Part V: Large-Scale Differentiable and Symbolic Systems
Week 13 – LLMs as Differentiable Reasoning Engines
- Lecture Content: Introduction to using large language models (LLMs) for code generation and algorithmic reasoning. Overview of in-context learning, few-shot prompting, chain-of-thought reasoning, and self-consistency. Discussion on the capabilities and limitations of LLMs for solving algorithmic problems.
- Lab Goal: Use LLMs (e.g., OpenAI Codex, or Open Source Small LLMs) to solve algorithmic coding problems from a benchmark dataset (e.g., Leetcode). Experiment with different prompt engineering strategies to improve solution quality and reliability.
- Tools and Resources: OpenAI API (or local LLMs if available), Free LLAMA, prompt templates, Leetcode problem set, Python evaluation harness.
Week 14 – Program Synthesis + Verification + Human-in-the-Loop Optimization
- Lecture Content: Program synthesis fundamentals, syntax-guided synthesis (SyGuS), constraint-based synthesis, and inductive programming. How synthesis techniques can complement LLMs for more robust problem solving. Human-in-the-loop approaches for correcting and refining generated code.
- Lab Goal: Build a pipeline that uses an LLM to generate candidate solutions, validates them against test cases, and refines them using synthesis techniques. Use Z3 or PySMT to generate candidate patches or verify logical correctness. Compete to solve as many Leetcode-style problems as possible using automated or semi-automated approaches.
- Project Outcome: End-to-end automated solving and synthesis system for programming tasks; leaderboard or summary comparing approaches across students.
Week 15–16 – Spillover, MLK day, and Spring break.
Required Materials and References
No required materials, and references will be used when needed. Course notes and slides will be provided as needed, and book references will be made.
Prerequisites
The equivalent of CS374, and proficiency in programming in Python (All assignments can be solved in Python only). Experience with a compiled language like C++ or rust is also beneficial.
In terms of Python experience, if you have some experience with numpy, Python programming, etc, you should be good for the course.
Course Objectives
By the end of this course, successful students will be able to:
- Model real-world problems using tools from linear programming, integer programming, satisfiability solving, and game theory.

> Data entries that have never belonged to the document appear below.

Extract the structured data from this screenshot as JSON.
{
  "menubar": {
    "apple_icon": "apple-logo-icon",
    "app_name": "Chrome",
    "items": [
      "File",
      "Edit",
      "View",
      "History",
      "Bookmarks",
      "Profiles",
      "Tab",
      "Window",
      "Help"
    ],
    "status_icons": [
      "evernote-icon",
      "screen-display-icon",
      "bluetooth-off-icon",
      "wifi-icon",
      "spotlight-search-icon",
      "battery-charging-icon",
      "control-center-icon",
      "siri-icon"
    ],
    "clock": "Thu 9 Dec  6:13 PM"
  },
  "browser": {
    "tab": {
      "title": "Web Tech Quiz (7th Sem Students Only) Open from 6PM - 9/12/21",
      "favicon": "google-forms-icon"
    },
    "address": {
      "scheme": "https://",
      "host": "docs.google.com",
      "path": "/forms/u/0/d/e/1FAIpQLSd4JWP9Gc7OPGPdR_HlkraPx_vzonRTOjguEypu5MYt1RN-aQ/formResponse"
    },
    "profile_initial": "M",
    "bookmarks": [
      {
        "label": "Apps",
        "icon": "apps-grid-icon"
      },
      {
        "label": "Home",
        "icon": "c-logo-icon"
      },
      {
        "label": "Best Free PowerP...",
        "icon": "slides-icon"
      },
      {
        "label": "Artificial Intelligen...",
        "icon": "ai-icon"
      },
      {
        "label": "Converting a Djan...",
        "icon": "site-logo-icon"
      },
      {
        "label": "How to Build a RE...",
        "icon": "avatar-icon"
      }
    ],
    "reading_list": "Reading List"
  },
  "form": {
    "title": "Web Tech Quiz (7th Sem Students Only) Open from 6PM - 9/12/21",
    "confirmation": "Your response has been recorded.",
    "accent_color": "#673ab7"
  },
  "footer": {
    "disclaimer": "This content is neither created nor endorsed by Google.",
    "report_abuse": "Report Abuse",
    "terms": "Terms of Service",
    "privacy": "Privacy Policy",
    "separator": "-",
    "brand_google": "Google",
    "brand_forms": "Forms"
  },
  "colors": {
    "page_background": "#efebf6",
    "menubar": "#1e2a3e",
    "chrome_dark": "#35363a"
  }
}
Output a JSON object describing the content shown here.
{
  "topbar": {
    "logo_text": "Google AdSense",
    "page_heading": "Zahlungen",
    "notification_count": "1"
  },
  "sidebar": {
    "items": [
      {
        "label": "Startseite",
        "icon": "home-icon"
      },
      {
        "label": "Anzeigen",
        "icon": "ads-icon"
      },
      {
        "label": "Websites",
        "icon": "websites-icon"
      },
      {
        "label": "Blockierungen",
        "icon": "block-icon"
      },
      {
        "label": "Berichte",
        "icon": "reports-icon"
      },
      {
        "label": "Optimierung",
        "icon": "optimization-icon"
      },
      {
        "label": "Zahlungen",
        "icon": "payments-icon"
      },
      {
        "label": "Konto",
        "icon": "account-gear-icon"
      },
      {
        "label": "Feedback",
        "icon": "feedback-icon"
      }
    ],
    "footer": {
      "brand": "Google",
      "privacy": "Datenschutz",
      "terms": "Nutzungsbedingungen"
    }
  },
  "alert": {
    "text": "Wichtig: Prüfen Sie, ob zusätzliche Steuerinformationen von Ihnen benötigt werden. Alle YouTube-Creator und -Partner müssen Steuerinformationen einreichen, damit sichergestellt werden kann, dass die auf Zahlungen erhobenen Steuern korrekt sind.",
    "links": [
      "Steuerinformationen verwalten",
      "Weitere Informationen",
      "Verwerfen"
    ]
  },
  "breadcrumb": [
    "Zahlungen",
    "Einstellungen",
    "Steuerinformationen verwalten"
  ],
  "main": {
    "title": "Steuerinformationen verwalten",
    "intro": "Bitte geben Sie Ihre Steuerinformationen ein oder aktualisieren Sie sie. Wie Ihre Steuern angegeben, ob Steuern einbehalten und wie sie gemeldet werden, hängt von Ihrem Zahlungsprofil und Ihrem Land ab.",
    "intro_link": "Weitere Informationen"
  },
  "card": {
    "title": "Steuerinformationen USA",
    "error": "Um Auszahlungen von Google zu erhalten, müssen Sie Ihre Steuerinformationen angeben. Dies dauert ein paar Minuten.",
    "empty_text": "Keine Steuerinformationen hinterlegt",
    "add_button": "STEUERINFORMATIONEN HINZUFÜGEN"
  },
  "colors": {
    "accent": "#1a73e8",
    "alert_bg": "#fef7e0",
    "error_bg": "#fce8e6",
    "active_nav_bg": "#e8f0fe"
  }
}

- Select and apply appropriate algorithmic tools (e.g., LP solvers, SAT/SMT solvers, global optimization methods) to solve complex engineering and decision-making problems.
- Understand the core theoretical foundations of the tools used (e.g., duality in LP, CDCL in SAT solvers, basic auction theory) to better guide their practical application.
- Use modern optimization software (e.g., Gurobi, Pyomo, SCIP, Z3, PySAT) to formulate and solve problems efficiently.
- Compare and integrate multiple solving strategies, including exact, heuristic, and hybrid approaches, depending on the structure and scale of the problem.
- Translate abstract problems into formal models, including constraints, objectives, and variables suitable for solver-based techniques.
- Develop practical implementations of algorithms for scheduling, verification, planning, and fair resource allocation.
- Explore emerging applications, such as LLM-assisted program synthesis and solver-driven automation in AI pipelines.